If you intend to demolish someone’s home, make sure they’re not in the room when you propose the idea. That’s what I learned at one of the charette's I attended.
RLPS was asked to develop some long range planning for a Client several years ago. This particular Client decided to open the charette process to the residents, with no restrictions. Our contact from the Client’s office indicated that there would be about 30 people in the charette, with a gallery on one side of the action reserved for residents who could come and listen and watch. As we began to organize ourselves prior to the designated start time, it became abundantly clear that we were going to have at least 75 people in the room, and the gallery came not to listen and watch, but to actively participate. Not only that, but the room was so big, that residents could not hear what the other was saying.

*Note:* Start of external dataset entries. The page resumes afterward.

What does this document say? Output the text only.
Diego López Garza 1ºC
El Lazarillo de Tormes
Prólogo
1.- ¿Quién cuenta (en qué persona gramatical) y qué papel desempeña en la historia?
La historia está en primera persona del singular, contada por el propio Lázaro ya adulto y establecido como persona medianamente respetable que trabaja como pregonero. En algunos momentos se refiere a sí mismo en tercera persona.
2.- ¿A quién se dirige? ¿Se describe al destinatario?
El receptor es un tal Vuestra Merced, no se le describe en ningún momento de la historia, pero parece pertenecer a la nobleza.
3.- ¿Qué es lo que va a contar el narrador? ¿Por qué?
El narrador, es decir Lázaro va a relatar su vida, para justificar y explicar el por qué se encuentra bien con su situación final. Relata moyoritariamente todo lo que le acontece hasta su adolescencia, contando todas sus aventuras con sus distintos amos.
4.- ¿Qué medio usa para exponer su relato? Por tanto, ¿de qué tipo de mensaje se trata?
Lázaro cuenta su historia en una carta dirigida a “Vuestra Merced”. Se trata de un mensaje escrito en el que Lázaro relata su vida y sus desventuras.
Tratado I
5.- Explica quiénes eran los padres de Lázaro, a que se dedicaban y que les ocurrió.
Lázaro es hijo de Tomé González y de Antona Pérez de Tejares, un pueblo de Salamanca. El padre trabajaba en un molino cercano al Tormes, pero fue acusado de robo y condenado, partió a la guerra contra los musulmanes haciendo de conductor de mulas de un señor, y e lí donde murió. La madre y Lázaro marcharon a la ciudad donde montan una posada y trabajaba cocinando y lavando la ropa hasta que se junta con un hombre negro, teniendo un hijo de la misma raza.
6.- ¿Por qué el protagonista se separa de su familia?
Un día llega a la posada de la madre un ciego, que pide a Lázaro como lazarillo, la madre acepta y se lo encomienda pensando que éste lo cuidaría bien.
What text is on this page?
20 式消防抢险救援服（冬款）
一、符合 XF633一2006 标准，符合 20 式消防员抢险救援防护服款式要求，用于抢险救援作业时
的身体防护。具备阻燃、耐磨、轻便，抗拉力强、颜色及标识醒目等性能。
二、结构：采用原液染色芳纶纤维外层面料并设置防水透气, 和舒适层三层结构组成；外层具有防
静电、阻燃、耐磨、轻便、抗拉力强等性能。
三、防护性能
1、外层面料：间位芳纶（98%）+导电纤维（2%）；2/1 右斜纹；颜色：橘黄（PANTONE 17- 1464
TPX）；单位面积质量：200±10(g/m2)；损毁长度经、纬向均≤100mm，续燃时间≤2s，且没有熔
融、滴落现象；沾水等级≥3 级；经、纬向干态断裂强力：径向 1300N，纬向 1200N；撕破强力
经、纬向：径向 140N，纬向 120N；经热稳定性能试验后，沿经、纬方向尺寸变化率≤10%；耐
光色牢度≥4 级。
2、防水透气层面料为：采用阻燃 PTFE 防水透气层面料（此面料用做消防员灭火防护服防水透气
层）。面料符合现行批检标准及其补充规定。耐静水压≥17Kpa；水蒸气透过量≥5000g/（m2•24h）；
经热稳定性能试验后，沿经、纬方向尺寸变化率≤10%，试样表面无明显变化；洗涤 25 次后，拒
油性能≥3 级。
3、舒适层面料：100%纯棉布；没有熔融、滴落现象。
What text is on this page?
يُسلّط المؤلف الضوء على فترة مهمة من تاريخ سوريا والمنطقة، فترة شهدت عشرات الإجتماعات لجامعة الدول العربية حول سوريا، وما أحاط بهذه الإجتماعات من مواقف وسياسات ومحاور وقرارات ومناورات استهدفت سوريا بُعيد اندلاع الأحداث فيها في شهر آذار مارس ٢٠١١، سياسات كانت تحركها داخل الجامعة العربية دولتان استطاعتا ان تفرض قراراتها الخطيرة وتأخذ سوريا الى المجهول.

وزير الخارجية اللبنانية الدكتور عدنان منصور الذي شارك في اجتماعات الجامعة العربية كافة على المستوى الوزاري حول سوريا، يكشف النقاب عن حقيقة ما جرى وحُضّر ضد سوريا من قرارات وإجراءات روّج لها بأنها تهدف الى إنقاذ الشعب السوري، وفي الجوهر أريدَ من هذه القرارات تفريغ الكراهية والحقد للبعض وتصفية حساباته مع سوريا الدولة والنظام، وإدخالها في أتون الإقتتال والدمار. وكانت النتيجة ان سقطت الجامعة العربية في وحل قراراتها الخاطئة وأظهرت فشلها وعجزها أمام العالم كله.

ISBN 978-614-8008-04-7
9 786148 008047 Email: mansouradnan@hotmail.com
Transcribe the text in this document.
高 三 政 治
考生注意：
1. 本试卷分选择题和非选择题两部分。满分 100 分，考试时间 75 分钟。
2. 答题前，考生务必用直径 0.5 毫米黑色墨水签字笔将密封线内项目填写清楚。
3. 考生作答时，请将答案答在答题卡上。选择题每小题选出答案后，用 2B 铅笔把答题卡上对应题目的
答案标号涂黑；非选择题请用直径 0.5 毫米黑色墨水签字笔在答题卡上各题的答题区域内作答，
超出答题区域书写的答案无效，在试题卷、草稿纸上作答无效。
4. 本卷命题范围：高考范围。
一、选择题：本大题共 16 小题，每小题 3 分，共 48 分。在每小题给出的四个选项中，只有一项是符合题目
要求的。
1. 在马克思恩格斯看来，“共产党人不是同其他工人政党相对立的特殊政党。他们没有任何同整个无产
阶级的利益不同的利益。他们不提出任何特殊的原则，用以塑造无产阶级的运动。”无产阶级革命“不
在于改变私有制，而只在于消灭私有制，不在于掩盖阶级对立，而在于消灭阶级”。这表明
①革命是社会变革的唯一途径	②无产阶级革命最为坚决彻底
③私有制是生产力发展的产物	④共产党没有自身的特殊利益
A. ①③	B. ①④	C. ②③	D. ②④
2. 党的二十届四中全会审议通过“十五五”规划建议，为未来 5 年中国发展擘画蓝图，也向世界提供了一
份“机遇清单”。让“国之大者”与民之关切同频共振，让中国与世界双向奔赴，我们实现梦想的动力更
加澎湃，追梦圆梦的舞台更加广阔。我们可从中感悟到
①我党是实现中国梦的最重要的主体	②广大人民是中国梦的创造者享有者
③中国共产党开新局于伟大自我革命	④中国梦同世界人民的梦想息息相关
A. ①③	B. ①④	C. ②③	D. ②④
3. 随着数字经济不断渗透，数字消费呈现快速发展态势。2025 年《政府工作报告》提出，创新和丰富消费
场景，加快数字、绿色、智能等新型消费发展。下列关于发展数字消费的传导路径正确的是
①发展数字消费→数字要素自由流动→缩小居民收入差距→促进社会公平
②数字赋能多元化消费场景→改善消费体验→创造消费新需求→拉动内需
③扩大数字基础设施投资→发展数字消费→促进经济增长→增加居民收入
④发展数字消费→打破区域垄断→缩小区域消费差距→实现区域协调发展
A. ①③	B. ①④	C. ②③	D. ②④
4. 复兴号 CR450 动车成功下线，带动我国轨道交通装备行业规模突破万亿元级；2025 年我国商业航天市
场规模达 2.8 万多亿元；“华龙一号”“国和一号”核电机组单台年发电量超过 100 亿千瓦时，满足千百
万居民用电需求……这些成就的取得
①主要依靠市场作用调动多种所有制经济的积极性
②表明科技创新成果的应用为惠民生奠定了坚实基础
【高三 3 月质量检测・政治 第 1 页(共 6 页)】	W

You can imagine that in any long range plan, there may be some buildings that occupy land that could be used more efficiently as something other than its current occupancy. One of the designers made one such suggestion in plan, and in doing so, removed about twelve residences. I think all twelve residents were in the supposed listening gallery. It didn’t go so well with those residents, to say the least. I had the distinct honor of running from resident to resident holding a microphone so that their disapproval could be heard above the general din. With any long range master plan, the timing of the work is hard to gauge, but could be more than ten years out. The affected residents did not quite grasp that concept. A lot can happen in ten years; especially when you are 80 years old, if you know what I mean.
Actually, the hullabaloo worked for me, because I presented my portion of the plan next, which was much less invasive. I prefaced my presentation with, “You may not like what I have to say, but at least I’m not knocking any of your houses down!”